Accounts of War

Chauncey Wichterman

Chauncey Wichterman, Sanborn, NY“Like many other young men during the great rebellion who went forth in defense of the Old Flag, Chauncey—then a student at the High School at Lockport—dropped his books and went into the army. He was enrolled as a musician Sept. 1, 1862, for three years or during the war, in Co. H, 151st N. Y. Vol. Infantry, and was discharged with the regiment at the close of the war, June 26, 1865. The 151st being a part of the 1st Brigade of the 3d Division of the 6th Army Corps of the Army of the Potomac, his destiny was to see some rough service in the bloody campaign of 1864, under the fearless and inspiring Gen. Phil H. Sheridan.

“Chauncey’s recollection after almost forty years is quite vivid of the time when Sheridan, near the close of the campaign of ’64, had set his camp along Cedar Creek, just above the North Fork, and had hurried off to Washington on some urgent war business, and the Confederate army under Gen. Early made a sudden and impetuous attack before the break of day, Oct. 19, driving our entire army back about four miles, taking 1,400 prisoners and 24 pieces of artillery, and menacing it with a complete and disastrous rout. Sheridan had just at the critical moment of impending calamity arrived at Winchester from Washington, when, hearing by the noise of the heavy guns that his troops were having a serious time, he dashed off to the front with his escort as fast as the horses could run. Chauncey, standing close to the road on which the dashing General came, remembers the very moment when he arrived, leading his escort at some distance, hat in hand, covered with dust, his fiery black charger panting and foaming all over with a lather of sweat; how he was hailed all along the wavering lines with vociferous shouts of delight and applause; how he shouted something in language, as he dashed by, that would not look well in print, but which stirred his men to the highest pitch of enthusiasm; and how, inspired by his words and presence, the pressed divisions and corps soon again compactly united, ready and eager to meet the expected renewed onset of the now exulting enemy. But there was no waiting. The ebb tide for the foe had now set in, and there was no preventing the recession. At Sheridan’s command the whole line advanced with a fervor and firmness that was irresistible, that soon compelled the Confederates to give way at all points and changed their fierce and sudden morning assault into one of the most decisive routs of the whole war; and that closed Sheridan’s campaign of ’64 with a glorious victory, retaking the 24 lost guns, and capturing 24 Confederate pieces in addition, besides many other trophies, and in turn taking as many prisoners from their ranks as they had taken from us and hurried away to rear in the morning.
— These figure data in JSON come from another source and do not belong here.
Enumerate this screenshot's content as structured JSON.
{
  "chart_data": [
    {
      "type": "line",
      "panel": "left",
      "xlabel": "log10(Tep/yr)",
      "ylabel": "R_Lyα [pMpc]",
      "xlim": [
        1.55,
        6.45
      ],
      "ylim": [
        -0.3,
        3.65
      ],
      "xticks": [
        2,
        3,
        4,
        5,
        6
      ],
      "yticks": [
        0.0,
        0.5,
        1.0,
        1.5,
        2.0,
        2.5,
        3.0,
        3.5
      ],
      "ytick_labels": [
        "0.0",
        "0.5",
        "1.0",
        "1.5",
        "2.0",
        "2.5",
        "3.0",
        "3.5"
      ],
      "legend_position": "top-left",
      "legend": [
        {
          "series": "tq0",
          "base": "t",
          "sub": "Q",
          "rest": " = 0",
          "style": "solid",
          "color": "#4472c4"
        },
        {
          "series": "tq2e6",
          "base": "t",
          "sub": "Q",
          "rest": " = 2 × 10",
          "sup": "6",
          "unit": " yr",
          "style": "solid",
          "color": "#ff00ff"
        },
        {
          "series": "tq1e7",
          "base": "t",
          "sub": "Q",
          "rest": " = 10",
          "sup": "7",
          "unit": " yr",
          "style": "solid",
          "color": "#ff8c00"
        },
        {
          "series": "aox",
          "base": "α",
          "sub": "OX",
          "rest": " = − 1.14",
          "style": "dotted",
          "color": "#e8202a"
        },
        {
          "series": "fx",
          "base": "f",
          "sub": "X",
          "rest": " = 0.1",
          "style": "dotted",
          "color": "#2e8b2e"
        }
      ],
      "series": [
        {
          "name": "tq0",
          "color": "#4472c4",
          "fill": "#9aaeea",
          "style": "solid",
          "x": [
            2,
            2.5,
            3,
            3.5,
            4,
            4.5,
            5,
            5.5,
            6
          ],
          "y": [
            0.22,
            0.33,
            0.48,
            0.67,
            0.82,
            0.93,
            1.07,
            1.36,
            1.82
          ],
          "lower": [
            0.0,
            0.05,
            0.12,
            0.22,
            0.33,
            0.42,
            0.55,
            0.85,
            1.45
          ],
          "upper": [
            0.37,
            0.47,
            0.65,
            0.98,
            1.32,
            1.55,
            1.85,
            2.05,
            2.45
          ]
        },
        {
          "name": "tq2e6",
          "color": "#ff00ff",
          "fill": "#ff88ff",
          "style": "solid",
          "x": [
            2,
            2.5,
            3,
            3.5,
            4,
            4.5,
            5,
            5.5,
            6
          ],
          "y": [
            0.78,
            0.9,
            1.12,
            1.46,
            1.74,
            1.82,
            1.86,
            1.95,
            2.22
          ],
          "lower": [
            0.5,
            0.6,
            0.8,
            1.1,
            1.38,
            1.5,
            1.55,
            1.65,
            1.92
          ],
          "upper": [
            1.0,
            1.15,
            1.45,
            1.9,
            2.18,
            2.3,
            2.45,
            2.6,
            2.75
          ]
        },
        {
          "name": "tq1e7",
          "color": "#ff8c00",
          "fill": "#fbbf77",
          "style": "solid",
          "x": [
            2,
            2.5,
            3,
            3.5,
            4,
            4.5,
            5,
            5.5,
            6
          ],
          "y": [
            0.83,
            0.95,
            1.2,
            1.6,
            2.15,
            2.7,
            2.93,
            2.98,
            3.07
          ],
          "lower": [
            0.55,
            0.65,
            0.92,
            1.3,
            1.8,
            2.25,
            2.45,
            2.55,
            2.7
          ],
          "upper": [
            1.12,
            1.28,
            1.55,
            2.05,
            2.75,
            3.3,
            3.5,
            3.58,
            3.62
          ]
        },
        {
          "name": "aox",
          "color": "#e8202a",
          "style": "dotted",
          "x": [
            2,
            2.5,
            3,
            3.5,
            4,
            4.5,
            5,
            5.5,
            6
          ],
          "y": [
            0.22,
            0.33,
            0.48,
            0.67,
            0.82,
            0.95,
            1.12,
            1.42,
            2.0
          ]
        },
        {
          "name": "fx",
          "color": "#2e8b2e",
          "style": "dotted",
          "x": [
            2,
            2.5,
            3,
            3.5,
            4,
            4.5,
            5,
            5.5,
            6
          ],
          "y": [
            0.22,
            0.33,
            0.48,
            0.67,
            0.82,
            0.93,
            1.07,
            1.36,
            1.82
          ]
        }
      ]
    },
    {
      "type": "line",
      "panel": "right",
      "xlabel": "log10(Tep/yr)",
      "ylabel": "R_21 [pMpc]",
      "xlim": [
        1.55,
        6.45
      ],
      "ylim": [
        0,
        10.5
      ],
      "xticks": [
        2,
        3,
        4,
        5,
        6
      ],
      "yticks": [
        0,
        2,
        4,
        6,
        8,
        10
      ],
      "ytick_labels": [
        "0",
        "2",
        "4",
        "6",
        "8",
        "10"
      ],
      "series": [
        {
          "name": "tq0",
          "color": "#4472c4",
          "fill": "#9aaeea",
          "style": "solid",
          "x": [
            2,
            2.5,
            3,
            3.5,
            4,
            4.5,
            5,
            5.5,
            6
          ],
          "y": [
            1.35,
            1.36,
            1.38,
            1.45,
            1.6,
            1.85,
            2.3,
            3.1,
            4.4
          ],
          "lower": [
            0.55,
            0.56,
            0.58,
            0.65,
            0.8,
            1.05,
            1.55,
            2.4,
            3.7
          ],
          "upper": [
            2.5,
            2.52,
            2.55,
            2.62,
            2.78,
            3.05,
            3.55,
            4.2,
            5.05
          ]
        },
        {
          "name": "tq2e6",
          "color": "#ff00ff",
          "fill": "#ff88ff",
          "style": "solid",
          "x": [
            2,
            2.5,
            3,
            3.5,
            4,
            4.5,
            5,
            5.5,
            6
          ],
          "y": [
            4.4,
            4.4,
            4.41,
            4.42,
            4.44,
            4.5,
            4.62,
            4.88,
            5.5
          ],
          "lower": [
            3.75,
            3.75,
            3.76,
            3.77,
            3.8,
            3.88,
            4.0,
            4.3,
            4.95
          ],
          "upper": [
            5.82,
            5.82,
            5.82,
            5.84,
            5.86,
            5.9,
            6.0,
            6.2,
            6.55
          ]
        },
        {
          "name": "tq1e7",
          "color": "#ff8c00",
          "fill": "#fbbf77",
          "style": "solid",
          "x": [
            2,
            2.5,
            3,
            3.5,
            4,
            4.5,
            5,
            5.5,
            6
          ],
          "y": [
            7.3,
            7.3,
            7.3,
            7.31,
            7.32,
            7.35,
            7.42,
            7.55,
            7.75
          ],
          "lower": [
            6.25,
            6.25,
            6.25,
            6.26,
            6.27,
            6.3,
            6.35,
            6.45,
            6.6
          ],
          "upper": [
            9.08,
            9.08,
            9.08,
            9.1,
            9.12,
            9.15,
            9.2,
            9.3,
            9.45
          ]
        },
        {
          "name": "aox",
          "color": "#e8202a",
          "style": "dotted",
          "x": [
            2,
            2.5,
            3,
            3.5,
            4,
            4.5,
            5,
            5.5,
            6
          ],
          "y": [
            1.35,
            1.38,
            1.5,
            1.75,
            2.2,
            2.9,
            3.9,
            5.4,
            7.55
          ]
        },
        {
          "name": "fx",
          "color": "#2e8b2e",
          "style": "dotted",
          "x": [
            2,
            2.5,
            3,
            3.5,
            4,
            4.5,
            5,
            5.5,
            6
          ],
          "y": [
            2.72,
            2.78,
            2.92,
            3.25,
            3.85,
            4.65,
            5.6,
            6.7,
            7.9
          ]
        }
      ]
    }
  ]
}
“As a musician Chauncey did not directly participate in the frequent clash of arms, but when the conflicts raged the important duty he was required to perform made him familiar with the risks and horrors of war. His special service was to help gather up the wounded as they fell, and carry them from the field on stretchers to places of safety, where they could receive surgical attention. The list of battles in which the 151st N. Y. regiment was engaged is a long one, and a full history of Chauncey’s three years’ service would furnish material for a book. His descendants will regret, as he now himself regrets, that he did not keep a journal during these eventful years of service and make daily records of his duties and impressions” (from Heinrich Gernhardt and His Descendants, pp. 132-133).